The recent passage of the Digital Personal Data Protection Bill (DPDP), 2023 by the Rajya Sabha on August 9, 2023, marked a significant milestone in a journey that commenced almost a decade ago. However, this legislative development has evoked a range of mixed reactions due to its implications and nuances. The overarching aim of this legislation, as stated by the government, is to strike a delicate balance between safeguarding personal data while facilitating its processing for lawful purposes, thereby fostering innovation and economic growth. In this process, it”s notable that the government has, in various aspects, exempted itself from the scope of this law.
A central facet of the Act pertains to the exclusion of the state from its jurisdiction when personal data processing pertains to “security of the state, maintenance of public order, or preventing incitement to any cognizable offence.” This leaves room for potential state-invoked actions justified under the umbrella of national security, which raises concerns about transparency and accountability.
Moreover, the Act introduces the concept of Significant Data Fiduciaries (SDFs) and their obligations, which include audits and data protection impact assessments. The government will identify SDFs based on considerations like personal data volume and sensitivity, risks to individual rights, potential impact on national sovereignty, and risks to electoral democracy, public order, and security. This introduces a potential for subjectivity and vagueness, as there are no concrete parameters or metrics to objectively designate SDFs.
The establishment of a Data Protection Board (DPB) with quasi-judicial powers and direct central government appointment raises concerns about independence and accountability. The spirit of the Act leans towards monitoring and regulating powerful platforms that possess significant market power, but it”s worth questioning why the government, rather than an independent body, would identify SDFs.
While the concept of ex ante regulation, focusing on potential harms posed by dominant digital entities, holds promise, the Indian approach could encounter obstacles. The inclusion of subjective criteria like “risk to electoral democracy” and “public order” lacks precision due to the absence of clear objective standards. Moreover, the requirement for market analysis for such determinations demands specialised expertise that may exceed the government”s capacity.
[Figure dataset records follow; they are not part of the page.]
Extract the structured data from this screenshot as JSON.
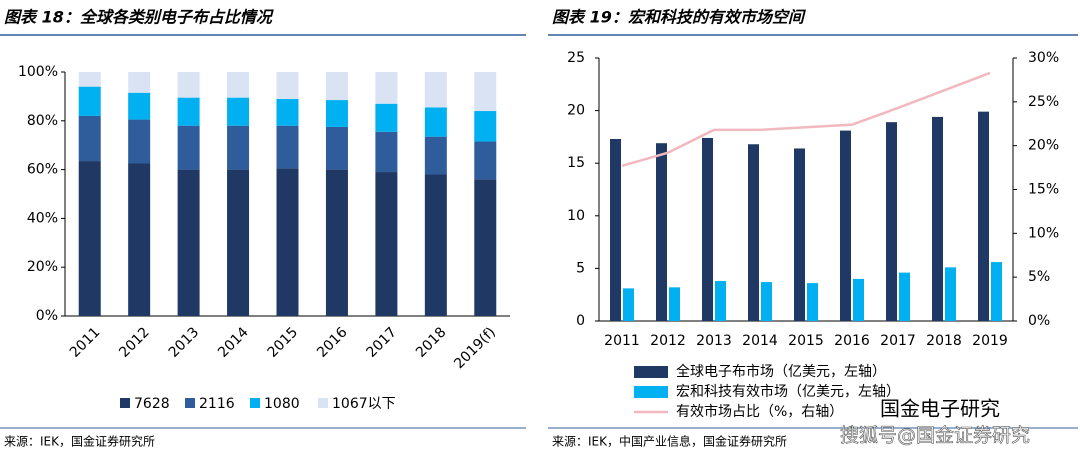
{
  "chart_data": [
    {
      "type": "bar",
      "stacked": true,
      "title": "图表 18：全球各类别电子布占比情况",
      "source": "来源：IEK，国金证券研究所",
      "categories": [
        "2011",
        "2012",
        "2013",
        "2014",
        "2015",
        "2016",
        "2017",
        "2018",
        "2019(f)"
      ],
      "series": [
        {
          "name": "7628",
          "color": "#203864",
          "values": [
            63.5,
            62.5,
            60,
            60,
            60.5,
            60,
            59,
            58,
            56
          ]
        },
        {
          "name": "2116",
          "color": "#2f5d9b",
          "values": [
            18.5,
            18,
            18,
            18,
            17.5,
            17.5,
            16.5,
            15.5,
            15.5
          ]
        },
        {
          "name": "1080",
          "color": "#00b0f0",
          "values": [
            12,
            11,
            11.5,
            11.5,
            11,
            11,
            11.5,
            12,
            12.5
          ]
        },
        {
          "name": "1067以下",
          "color": "#dae3f3",
          "values": [
            6,
            8.5,
            10.5,
            10.5,
            11,
            11.5,
            13,
            14.5,
            16
          ]
        }
      ],
      "ylim": [
        0,
        100
      ],
      "yticks": [
        {
          "value": 0,
          "label": "0%"
        },
        {
          "value": 20,
          "label": "20%"
        },
        {
          "value": 40,
          "label": "40%"
        },
        {
          "value": 60,
          "label": "60%"
        },
        {
          "value": 80,
          "label": "80%"
        },
        {
          "value": 100,
          "label": "100%"
        }
      ],
      "legend": "bottom"
    },
    {
      "type": "bar",
      "title": "图表 19：宏和科技的有效市场空间",
      "source": "来源：IEK，中国产业信息，国金证券研究所",
      "categories": [
        "2011",
        "2012",
        "2013",
        "2014",
        "2015",
        "2016",
        "2017",
        "2018",
        "2019"
      ],
      "series": [
        {
          "name": "全球电子布市场（亿美元，左轴）",
          "color": "#203864",
          "values": [
            17.3,
            16.9,
            17.4,
            16.8,
            16.4,
            18.1,
            18.9,
            19.4,
            19.9
          ]
        },
        {
          "name": "宏和科技有效市场（亿美元，左轴）",
          "color": "#00b0f0",
          "values": [
            3.1,
            3.2,
            3.8,
            3.7,
            3.6,
            4.0,
            4.6,
            5.1,
            5.6
          ]
        },
        {
          "name": "有效市场占比（%，右轴）",
          "color": "#f2b8c0",
          "type": "line",
          "axis": "y2",
          "values": [
            17.7,
            19.2,
            21.8,
            21.8,
            22.1,
            22.4,
            24.3,
            26.3,
            28.3
          ]
        }
      ],
      "ylim": [
        0,
        25
      ],
      "yticks": [
        0,
        5,
        10,
        15,
        20,
        25
      ],
      "y2lim": [
        0,
        30
      ],
      "y2ticks": [
        {
          "value": 0,
          "label": "0%"
        },
        {
          "value": 5,
          "label": "5%"
        },
        {
          "value": 10,
          "label": "10%"
        },
        {
          "value": 15,
          "label": "15%"
        },
        {
          "value": 20,
          "label": "20%"
        },
        {
          "value": 25,
          "label": "25%"
        },
        {
          "value": 30,
          "label": "30%"
        }
      ],
      "legend": "bottom"
    }
  ],
  "watermarks": [
    "国金电子研究",
    "搜狐号@国金证券研究"
  ]
}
The Act also designates the Telecom Dispute Settlement and Appellate Tribunal (TDSAT) as the appellate tribunal for the DPB, which raises concerns about its appropriateness for handling complex data- disputes. Repurposing existing institutions for intricate technological matters may pose challenges to achieving effective data governance.
While the Digital Personal Data Protection Act aims to navigate the complexities of data privacy and processing, it faces hurdles stemming from vagueness, potential government involvement, and the selection of regulatory bodies. Striking the right balance between safeguarding privacy, promoting innovation, and ensuring accountability remains a critical challenge for India”s evolving data protection landscape.